With the rising government spending and the increasing credit from the commercial banks, there is a consensus that US GDP will grow in Q4, which will be a further boost for the US economy as the foreign investment will flow towards strength.


The daily chart shows that the price action is currently above the 20, 50, and 200-period moving averages and we have already established that this is in line with the higher time frames. A pullback into the 20 and 50 EMA’s has traditionally been a great signal to start looking for a buy entry setup. 4590 and 4515, therefore, are the downside targets for those looking to buy into value and assuming the macro underlying elements to this market don’t change drastically, I am convinced this will work out again. The MACD is currently positive and a cross-over below the signal line may induce more selling from trend-following CTA’s. 4464 is their current trigger level.

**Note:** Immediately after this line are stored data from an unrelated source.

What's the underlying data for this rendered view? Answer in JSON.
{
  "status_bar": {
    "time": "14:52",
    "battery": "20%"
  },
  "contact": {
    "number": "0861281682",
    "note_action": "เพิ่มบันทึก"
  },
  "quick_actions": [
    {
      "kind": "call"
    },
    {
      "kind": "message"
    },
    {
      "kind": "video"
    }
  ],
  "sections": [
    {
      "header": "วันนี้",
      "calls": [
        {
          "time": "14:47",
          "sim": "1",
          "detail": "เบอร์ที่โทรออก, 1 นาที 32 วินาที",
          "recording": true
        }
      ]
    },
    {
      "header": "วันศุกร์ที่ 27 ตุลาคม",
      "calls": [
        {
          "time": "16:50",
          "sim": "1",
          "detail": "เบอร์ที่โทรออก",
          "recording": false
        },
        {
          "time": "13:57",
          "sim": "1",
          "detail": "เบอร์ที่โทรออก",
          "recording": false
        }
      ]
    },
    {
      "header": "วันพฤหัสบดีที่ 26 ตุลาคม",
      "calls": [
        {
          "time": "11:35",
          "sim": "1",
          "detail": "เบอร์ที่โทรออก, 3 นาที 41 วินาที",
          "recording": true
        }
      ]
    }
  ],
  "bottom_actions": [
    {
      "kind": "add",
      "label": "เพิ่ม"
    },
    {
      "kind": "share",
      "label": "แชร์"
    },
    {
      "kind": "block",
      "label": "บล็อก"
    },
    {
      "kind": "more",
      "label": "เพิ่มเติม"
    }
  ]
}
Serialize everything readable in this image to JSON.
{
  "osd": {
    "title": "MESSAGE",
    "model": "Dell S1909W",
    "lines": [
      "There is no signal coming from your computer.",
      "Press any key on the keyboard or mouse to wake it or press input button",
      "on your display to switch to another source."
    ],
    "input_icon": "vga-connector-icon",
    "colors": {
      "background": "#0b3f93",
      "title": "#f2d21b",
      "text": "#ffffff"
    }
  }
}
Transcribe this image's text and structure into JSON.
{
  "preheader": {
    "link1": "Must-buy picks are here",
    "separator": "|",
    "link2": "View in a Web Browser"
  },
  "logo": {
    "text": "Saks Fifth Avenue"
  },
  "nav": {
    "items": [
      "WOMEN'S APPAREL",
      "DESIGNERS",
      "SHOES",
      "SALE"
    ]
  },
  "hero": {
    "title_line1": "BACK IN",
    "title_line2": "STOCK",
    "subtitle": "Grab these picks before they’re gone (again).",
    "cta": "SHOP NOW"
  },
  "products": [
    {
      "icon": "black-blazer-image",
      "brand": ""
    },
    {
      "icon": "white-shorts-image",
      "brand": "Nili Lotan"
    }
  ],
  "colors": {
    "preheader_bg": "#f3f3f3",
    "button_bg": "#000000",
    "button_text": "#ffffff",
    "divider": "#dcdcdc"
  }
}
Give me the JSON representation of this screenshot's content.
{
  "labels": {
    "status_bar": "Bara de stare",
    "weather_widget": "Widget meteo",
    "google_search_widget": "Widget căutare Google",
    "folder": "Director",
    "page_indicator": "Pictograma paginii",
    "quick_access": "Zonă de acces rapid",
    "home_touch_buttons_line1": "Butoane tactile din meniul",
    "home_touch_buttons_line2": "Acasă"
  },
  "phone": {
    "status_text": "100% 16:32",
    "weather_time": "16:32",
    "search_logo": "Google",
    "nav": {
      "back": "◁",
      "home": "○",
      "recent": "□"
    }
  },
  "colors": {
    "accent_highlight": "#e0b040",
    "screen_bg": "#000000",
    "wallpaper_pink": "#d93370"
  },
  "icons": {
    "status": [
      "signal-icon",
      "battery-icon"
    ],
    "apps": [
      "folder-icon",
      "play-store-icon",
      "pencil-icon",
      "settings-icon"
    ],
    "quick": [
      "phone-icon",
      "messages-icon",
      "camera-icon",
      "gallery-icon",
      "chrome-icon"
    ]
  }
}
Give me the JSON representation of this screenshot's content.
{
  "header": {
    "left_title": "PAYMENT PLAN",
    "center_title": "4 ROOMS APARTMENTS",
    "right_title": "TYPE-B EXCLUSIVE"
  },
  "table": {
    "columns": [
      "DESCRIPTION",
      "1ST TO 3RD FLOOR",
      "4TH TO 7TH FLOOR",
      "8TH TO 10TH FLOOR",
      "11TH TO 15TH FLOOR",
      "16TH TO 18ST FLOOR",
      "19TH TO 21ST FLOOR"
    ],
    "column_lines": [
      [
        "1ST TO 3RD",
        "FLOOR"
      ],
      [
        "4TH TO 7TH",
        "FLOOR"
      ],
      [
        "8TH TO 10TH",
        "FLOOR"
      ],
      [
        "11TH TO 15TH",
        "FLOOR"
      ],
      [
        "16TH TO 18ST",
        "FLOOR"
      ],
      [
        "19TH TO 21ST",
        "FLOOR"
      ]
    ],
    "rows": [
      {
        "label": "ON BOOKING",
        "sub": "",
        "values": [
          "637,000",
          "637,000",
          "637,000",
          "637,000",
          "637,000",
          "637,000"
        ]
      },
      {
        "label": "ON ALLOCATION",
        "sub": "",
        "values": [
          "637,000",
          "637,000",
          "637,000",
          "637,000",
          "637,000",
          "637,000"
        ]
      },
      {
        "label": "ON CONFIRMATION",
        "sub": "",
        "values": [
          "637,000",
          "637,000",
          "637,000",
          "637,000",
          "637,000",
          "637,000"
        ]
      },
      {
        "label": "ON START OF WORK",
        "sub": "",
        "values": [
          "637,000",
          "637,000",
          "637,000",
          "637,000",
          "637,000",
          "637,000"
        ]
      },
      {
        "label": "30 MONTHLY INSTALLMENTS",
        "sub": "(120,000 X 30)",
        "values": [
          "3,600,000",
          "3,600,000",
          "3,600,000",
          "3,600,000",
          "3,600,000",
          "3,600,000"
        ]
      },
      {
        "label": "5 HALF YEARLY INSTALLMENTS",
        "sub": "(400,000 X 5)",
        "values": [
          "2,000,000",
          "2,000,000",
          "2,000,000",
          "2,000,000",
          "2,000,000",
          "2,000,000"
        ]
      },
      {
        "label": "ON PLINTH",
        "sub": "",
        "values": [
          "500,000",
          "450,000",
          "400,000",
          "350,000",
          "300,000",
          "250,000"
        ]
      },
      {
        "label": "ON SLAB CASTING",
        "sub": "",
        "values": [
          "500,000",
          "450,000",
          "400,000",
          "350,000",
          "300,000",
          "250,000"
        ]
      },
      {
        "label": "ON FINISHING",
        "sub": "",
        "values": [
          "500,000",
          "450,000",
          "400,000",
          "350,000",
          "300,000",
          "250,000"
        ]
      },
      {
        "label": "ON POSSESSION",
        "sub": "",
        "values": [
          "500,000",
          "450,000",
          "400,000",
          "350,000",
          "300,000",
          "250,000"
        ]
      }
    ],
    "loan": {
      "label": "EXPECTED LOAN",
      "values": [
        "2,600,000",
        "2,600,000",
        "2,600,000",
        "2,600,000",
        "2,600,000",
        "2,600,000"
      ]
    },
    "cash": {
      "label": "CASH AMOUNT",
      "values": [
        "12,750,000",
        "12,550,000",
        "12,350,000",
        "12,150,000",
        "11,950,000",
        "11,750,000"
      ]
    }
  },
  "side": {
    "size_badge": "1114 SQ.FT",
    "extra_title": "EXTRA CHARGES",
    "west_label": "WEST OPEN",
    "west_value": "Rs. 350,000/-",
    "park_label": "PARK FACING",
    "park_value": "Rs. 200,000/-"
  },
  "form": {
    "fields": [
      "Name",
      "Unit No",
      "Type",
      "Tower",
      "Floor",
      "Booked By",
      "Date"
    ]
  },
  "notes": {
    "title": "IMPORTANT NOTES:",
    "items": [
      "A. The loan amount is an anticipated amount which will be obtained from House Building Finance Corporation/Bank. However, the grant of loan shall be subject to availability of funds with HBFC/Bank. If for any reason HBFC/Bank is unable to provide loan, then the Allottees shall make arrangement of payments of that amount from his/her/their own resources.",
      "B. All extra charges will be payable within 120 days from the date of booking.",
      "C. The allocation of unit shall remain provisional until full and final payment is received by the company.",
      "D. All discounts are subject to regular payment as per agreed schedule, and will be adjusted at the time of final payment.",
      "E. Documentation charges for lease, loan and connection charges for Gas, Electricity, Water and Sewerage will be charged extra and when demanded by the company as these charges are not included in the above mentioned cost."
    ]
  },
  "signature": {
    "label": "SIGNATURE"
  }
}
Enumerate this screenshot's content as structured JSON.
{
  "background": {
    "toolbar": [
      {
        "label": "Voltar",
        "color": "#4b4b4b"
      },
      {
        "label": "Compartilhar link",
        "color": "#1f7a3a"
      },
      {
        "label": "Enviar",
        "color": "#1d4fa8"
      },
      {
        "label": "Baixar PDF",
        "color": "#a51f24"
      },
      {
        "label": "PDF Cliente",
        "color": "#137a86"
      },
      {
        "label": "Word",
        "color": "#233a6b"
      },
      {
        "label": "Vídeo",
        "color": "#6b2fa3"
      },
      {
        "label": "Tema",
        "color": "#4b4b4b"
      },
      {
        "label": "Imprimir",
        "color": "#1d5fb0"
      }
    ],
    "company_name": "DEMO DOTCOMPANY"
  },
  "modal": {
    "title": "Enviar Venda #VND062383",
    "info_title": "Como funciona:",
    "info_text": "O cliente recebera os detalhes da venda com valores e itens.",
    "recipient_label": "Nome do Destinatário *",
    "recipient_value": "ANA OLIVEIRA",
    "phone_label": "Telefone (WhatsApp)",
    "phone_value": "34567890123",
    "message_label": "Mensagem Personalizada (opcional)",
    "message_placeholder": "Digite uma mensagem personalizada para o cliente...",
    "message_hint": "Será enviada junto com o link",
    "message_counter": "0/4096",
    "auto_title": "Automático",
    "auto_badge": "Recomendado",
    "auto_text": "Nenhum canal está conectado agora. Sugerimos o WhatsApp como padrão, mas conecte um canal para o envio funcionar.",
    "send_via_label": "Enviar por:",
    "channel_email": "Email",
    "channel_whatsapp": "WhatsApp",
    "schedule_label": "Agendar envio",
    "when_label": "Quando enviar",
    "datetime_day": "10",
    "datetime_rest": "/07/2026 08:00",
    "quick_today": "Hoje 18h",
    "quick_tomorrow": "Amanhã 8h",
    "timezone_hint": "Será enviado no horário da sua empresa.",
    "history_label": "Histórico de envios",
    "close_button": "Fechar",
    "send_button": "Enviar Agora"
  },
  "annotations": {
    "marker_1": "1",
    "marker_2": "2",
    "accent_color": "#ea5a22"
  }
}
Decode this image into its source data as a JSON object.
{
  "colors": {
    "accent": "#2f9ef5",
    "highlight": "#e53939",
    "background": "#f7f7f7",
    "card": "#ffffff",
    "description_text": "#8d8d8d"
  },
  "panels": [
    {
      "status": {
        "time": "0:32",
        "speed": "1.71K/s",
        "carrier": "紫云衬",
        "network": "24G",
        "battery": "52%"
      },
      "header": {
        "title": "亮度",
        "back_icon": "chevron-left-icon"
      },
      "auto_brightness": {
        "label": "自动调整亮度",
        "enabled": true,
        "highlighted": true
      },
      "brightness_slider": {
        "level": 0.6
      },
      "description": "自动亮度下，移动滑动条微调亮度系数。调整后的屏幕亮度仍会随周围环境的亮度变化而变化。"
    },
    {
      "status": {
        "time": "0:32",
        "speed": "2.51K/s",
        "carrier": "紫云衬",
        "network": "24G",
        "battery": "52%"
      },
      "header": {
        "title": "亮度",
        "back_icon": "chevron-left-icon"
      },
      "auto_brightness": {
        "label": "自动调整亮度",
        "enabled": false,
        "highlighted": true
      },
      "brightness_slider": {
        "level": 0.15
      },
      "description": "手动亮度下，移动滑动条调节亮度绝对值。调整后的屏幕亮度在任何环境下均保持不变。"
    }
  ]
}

Assuming the CTA’s don’t get net short above the 4464 trigger level, the daily 50 EMA looks like the best place to test a speculative long trade, with a more conservative entry being on a confirmation that the dynamic support level holds. Market structure from the swing high printed at the beginning of September 2021, would be a great confluence with old resistance becoming support. Failing that the balance area which formed when the price went sideways during late September to mid-October would be another zone, I would be keen to see a bounce from.